We already know how to permanently fix hair loss. The science is done. The only thing missing is the funding to run one experiment.
I want to explain something that has been driving me insane.
We have been stuck with the same two treatments for decades. Finasteride, discovered by accident, lowers DHT and minoxidil, discovered by accident, grows hair through a mechanism we still don't fully understand. Both require lifelong use. Neither addresses the root cause. One messes with your systemic hormones while the other stops working the moment you quit.
Why is this still the standard of care in 2026? The answer is not that the science is too hard. The answer it seems is nobody has funded the one experiment that would unlock a permanent solution.
I think this might make what I think clear.
The single most important fact about hair loss that nobody talks about.
Every bald man has hair follicles on the back of his head that are completely immune to DHT. These follicles never miniaturize. They never fall out. They keep growing thick terminal hair until the day you die. We know this for a fact because hair transplant surgeons move these follicles to the top of the scalp and they just keep growing. They do not need finasteride to survive. They are naturally resistant. This means the cure for hair loss already exists on your own head. The resistant follicles have the same DNA as your bald follicles. Same genes, same person and same blood supply. The difference is entirely epigenetic. The resistant follicle reads the genome one way. The susceptible follicle reads it differently. Same book, different chapter.
If that is true, and it is, then the cure is not a drug you take forever. The cure must be a treatment that changes how your susceptible follicles read their own DNA. You flip them from the susceptible program to the resistant program. You do it once. The change is stable because epigenetic states are heritable across cell divisions. The follicle now reads DHT the way your donor area reads DHT. It ignores it.
Every technology to do this already exists.
This is not science fiction because every component required has been demonstrated.

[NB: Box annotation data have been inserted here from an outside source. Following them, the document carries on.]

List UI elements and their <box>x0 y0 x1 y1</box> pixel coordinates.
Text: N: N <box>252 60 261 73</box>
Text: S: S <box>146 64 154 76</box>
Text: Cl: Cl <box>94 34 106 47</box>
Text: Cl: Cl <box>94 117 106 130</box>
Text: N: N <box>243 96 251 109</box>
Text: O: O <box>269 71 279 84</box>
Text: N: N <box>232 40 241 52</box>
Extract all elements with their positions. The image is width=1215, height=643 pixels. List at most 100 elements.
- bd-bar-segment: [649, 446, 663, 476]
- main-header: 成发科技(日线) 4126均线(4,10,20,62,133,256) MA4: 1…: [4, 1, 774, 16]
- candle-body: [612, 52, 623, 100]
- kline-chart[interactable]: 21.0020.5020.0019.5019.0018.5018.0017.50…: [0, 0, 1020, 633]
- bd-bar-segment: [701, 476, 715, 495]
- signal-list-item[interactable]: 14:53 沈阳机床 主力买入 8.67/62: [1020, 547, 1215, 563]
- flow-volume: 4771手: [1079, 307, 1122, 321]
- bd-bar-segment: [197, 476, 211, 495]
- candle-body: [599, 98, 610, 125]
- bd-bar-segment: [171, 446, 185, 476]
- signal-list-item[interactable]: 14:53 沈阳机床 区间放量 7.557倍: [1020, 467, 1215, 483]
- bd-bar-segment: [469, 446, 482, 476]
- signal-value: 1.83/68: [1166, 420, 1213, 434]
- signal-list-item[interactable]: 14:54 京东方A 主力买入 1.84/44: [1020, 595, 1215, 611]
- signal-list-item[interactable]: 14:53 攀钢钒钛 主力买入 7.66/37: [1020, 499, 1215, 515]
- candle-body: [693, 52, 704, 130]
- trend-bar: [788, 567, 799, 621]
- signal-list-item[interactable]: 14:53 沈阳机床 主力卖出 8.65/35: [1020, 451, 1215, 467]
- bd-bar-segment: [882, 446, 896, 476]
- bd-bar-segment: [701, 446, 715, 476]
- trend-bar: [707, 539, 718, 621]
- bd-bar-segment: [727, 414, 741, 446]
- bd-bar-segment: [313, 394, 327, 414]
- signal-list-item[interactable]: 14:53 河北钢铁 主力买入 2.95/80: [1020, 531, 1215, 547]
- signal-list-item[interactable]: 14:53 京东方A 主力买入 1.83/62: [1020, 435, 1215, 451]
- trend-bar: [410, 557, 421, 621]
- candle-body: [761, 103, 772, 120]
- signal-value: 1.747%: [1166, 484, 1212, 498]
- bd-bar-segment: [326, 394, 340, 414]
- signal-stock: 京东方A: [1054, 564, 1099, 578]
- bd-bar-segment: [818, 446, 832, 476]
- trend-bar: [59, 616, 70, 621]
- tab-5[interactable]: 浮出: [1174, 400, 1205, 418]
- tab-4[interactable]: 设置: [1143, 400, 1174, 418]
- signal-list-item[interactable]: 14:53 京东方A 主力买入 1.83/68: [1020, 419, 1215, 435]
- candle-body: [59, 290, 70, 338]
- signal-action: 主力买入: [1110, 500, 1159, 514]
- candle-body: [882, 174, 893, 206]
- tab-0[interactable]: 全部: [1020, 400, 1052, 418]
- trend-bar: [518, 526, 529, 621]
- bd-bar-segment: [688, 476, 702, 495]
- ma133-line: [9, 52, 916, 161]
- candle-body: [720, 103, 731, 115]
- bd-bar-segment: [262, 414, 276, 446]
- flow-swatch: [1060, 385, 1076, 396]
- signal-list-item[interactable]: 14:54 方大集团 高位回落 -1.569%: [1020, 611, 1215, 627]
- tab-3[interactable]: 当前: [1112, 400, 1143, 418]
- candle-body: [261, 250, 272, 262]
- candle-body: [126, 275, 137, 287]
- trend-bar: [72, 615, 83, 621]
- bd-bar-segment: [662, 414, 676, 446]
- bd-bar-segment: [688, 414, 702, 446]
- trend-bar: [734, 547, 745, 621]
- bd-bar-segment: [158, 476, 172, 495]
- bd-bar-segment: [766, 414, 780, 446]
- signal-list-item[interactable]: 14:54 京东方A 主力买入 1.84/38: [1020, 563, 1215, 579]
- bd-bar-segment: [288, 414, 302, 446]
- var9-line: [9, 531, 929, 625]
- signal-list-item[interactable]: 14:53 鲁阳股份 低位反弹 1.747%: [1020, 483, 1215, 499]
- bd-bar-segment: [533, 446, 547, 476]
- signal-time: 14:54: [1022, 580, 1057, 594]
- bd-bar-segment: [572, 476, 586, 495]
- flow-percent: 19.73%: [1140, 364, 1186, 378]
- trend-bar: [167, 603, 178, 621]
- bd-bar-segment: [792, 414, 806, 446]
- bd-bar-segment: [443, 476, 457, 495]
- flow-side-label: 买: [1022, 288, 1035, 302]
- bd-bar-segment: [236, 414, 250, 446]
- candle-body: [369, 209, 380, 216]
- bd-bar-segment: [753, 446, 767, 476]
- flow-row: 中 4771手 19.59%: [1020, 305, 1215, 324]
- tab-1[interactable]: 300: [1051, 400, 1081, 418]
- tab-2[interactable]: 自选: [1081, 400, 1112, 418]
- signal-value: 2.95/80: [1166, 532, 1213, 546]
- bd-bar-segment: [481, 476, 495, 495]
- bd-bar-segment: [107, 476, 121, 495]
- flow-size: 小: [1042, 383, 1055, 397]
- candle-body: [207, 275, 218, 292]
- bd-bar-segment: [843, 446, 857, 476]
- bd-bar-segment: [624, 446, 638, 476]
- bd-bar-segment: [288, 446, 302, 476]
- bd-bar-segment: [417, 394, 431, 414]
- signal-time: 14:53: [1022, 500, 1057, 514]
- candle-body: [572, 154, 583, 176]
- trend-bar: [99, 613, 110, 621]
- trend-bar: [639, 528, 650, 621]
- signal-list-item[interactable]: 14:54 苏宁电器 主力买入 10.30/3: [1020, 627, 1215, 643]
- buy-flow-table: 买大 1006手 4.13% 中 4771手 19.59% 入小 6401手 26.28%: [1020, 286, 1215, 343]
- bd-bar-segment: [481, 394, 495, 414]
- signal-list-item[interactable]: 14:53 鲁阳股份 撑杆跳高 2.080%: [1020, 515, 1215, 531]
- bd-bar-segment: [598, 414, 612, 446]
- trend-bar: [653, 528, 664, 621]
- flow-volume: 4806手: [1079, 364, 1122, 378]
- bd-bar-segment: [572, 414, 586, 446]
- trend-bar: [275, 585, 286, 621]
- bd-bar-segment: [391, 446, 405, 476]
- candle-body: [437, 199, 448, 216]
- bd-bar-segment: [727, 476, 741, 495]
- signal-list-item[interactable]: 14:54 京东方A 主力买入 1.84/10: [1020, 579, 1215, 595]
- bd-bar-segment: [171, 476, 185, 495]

Single-cell ATAC-seq can map exactly which genes are open and closed in individual cells. We can take a resistant follicle and a susceptible follicle from the same person and see every molecular difference between them. The technology has existed for years but it costs a few thousand dollars per sample.
Once you have that map, someone (maybe an AI model trained to do this) can identify the smallest number of changes needed to flip a susceptible cell into a resistant one. Which transcription factors need to be turned on. Which need to be silenced. This is causal inference on a regulatory network. The same computational tools already do this for cancer drug discovery. Nanoparticles in the 300 to 600 nanometer range naturally accumulate in hair follicles when applied topically. This has been demonstrated in multiple studies. You do not need to inject anything because you rub it on. The particles fall into the follicle opening and reach the dermal papilla at the base. We can load those particles with mRNA to turn on specific genes and siRNA to turn off specific genes. mRNA and siRNA therapies are already in clinical use. Lipid nanoparticles have established safety profiles from the COVID vaccines and cancer therapies.
So what is missing?
I believe a comprehensive single-cell comparison of resistant occipital follicles versus susceptible vertex follicles from the same individuals across a meaningful cohort. Roughly fifty men. Two small punch biopsies each. Single-cell ATAC-seq and RNA-seq on the dermal papilla cells. This experiment would cost somewhere in the low six figures. A few hundred thousand dollars which is pocket change compared to what gets spent on clinical trials for drugs that will never cure anything. Academic hair loss research has been trapped in the DHT suppression paradigm for thirty years.
What a permanent solution would actually look like.
You apply a topical formulation once. Maybe once a week for a month. The nanoparticles deliver a defined set of transcription factors and silencing RNAs to your dermal papilla cells. Over the course of a few weeks, the susceptible follicles shift their epigenetic state to match the resistant follicles on the back of your head. The change may be stable. Your follicles now read DHT the way your donor follicles read it. They stop miniaturizing, they recover over subsequent hair cycles and you do not need to keep applying anything. The cure is permanent because the epigenetic change is permanent.
For areas where follicles are completely gone, you would need a second component. Stem cell activation to wake up dormant miniaturized follicles, or cell therapy to repopulate empty sites. But for the majority of men who still have hair, however thin, the reprogramming alone would halt loss and recover significant density.
Why am I posting this here?
I want someone to explain why this hasn't been done, not why it might not work. We can argue about the specific transcription factors and delivery efficiency. That is what experiments are for. I want to know why the one experiment that would answer those questions has never been funded. Is there a technical barrier I am missing? Is someone already doing this and I haven't found it? Or is this genuinely a case where a solvable problem remains unsolved because the incentives of the research ecosystem do not align with solving it?
If you work in biotech, if you are a researcher, if you know someone who knows someone, tell me why this is not already underway. Because from where I stand, the science is done. The tools exist. The bottleneck is a single publicly available dataset that would cost less than a McMansion in the Bay Area. That cannot be the reason we are all still rubbing minoxidil on our heads and hoping for the best.